The Fund currently provides employee, dependent and domestic partner hospital and medical coverage through the Empire Health Direct POS program and Prism program. Hospital and medical coverage for domestic partners is provided at the discretion of the Fund’s health care provider, and thus is not guaranteed. Employees may select from one of three plans with different co-pay/deductible and employee contribution options. Employees who elect one of the Fund's hospital and medical coverage will be required to make a contribution per pay period towards the hospital and medical coverage premium. The contribution amount will vary based on the type of plan and coverage (individual or family) selected by the employee. This premium contribution will be deducted from an employee's paycheck on a pre-tax basis through the Fund's Premium Conversion Program, or on an after-tax basis.
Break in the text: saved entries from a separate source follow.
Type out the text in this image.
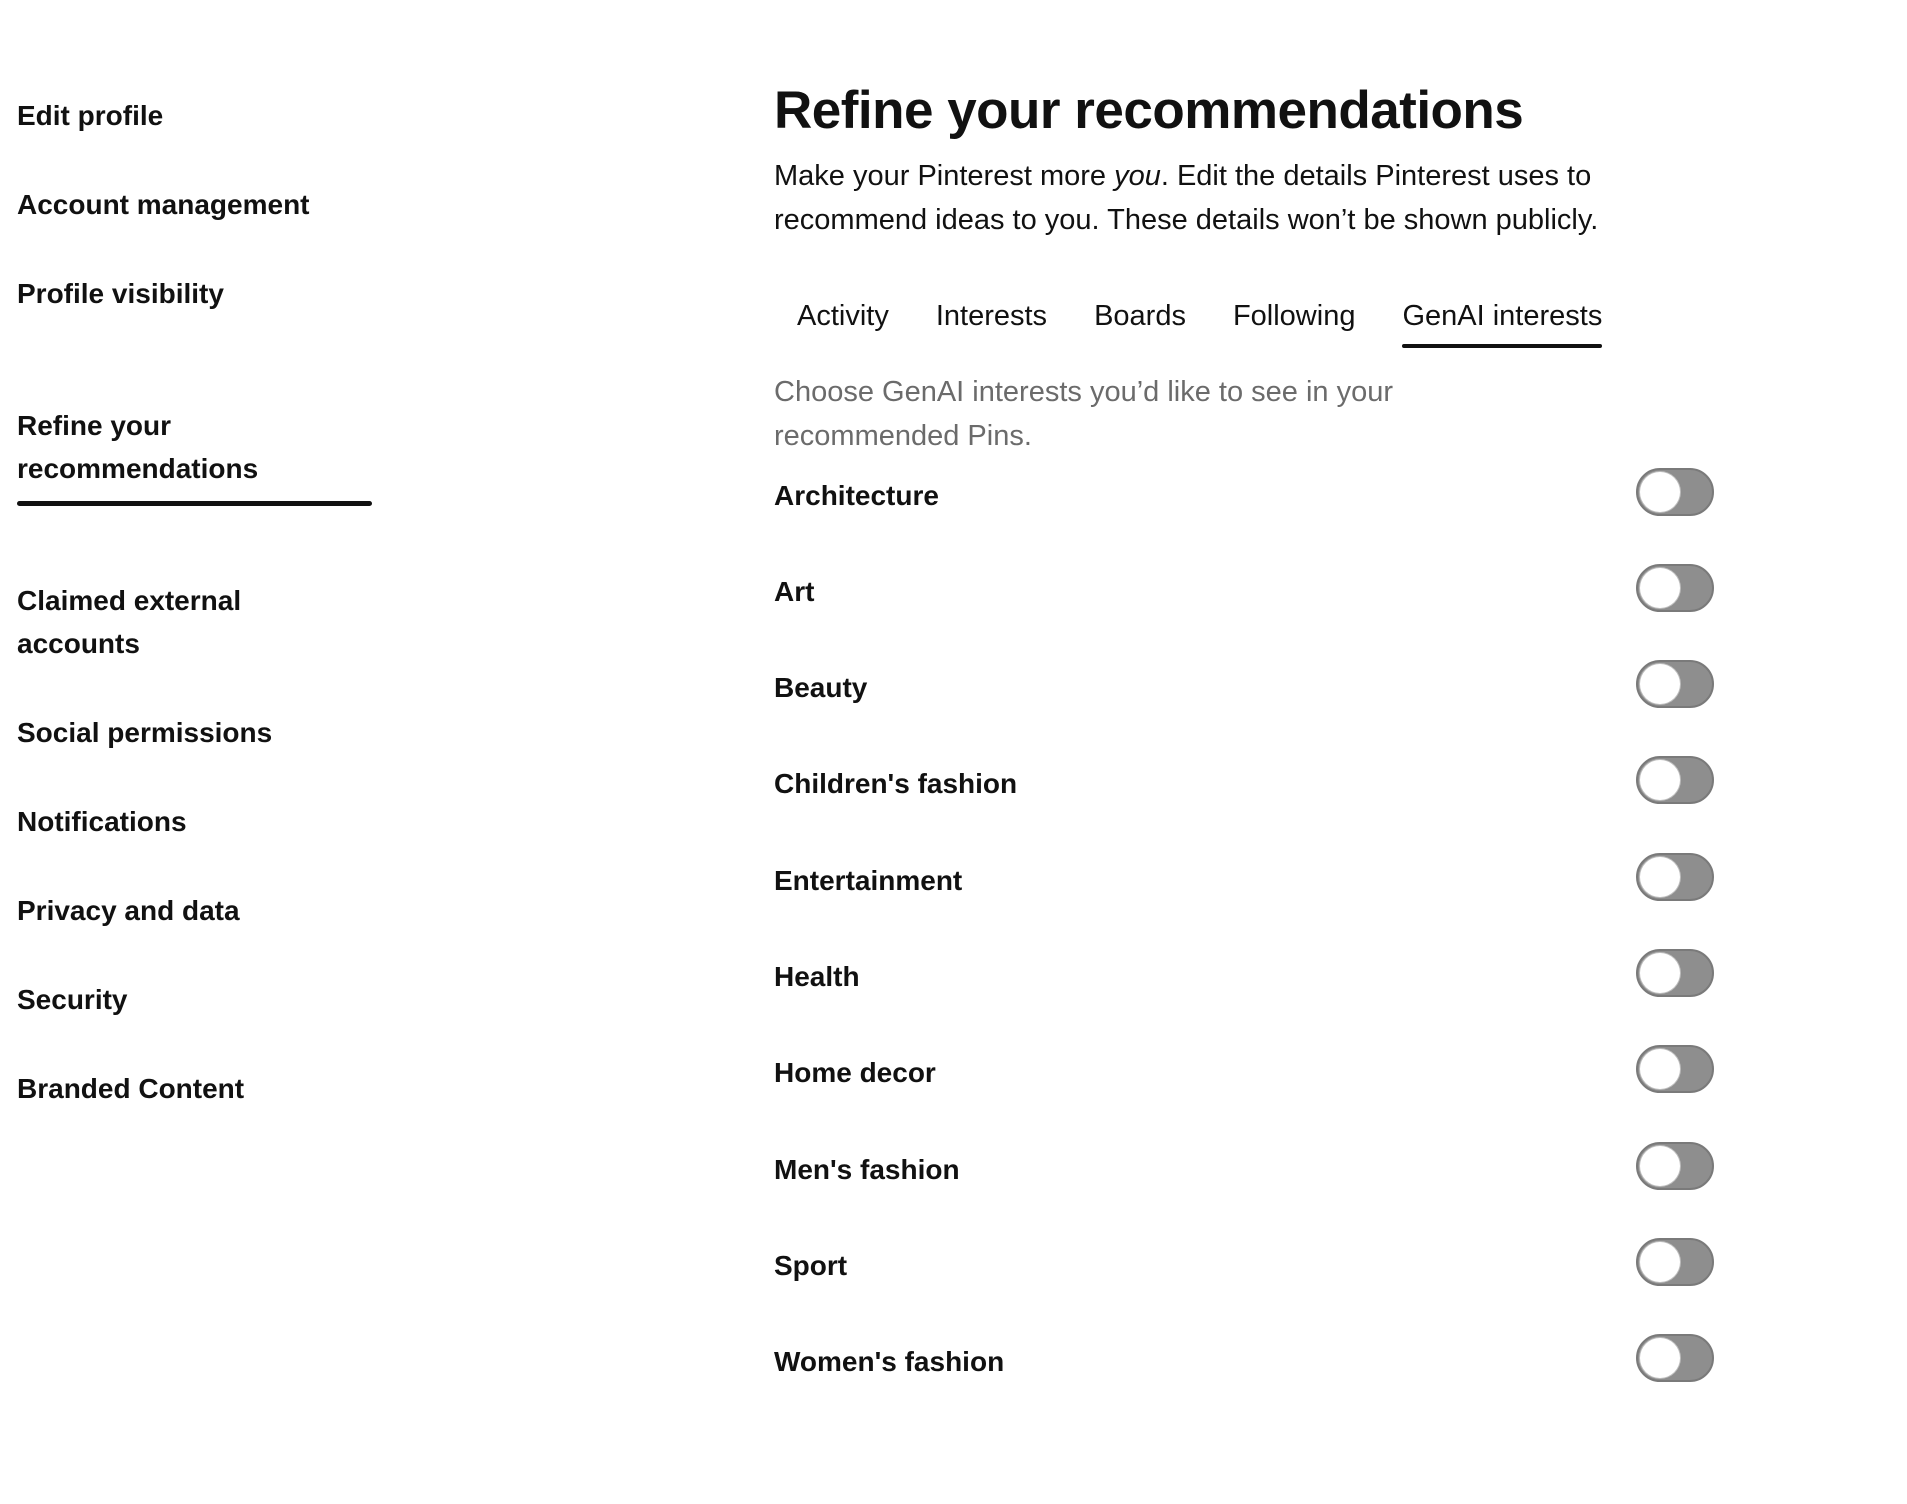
Edit profile
Account management
Profile visibility

Refine your
recommendations

Claimed external
accounts

Social permissions
Notifications
Privacy and data
Security
Branded Content
Refine your recommendations

Make your Pinterest more you. Edit the details Pinterest uses to recommend ideas to you. These details won’t be shown publicly.

Activity Interests Boards Following GenAI interests

Choose GenAI interests you’d like to see in your recommended Pins.

Architecture
Art
Beauty
Children's fashion
Entertainment
Health
Home decor
Men's fashion
Sport
Women's fashion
Employees who do not wish to be covered by the Fund's hospital and medical plan must decline the coverage in writing.
The specific benefits, restrictions and limitations of the coverage are outlined in the health coverage policy booklet that can be obtained from the Personnel & Benefits Administrator. Generally, coverage includes the following:
For most benefits, Empire hospital and medical coverage offers Fund employees, dependents and domestic partners the choice of using any network provider (including hospitals physicians and other ancillary providers) from the appropriate network, or any non-network provider. Individuals can stay in network for some services and go out of network for others.
For those who stay in network, any participating provider may be selected. There is no deductible, no co- insurance, a small co-payment (in most cases), and no claim forms to fill out for office visits, referrals, lab tests, x-rays and hospitalization. Some services are available only in-network. In-network mental health coverage is provided by Magellan Behavioral Services.
For those who go out of network, any physician or hospital can be used. There is an annual deductible. Once the deductible has been paid, Empire will provide a percentage co-insurance coverage of allowed medical expenses based on the plan selected. After out-of-pocket medical expenses have been reached, 100% of allowed medical expenses are covered. Claim forms must be filed to receive payment for covered services.
The Empire Medical Management Program requires a telephone call to obtain “pre- certification” for certain kinds of care including: planned hospital admission or surgery, emergency hospital admissions (call within 48 hours), ambulatory surgery, cardiac rehabilitation, and MRIs. Mental health and alcohol/substance abuse coverage requires pre- certification from Empire’s Behavioral Health Care Management.
Please refer to the descriptive chart and the policy booklet for specific plan details.
There is a waiting period of 30 days before coverage becomes effective, and coverage continues for 30 days following termination of employment.
Note: details of plan benefits are provided for descriptive purposes only.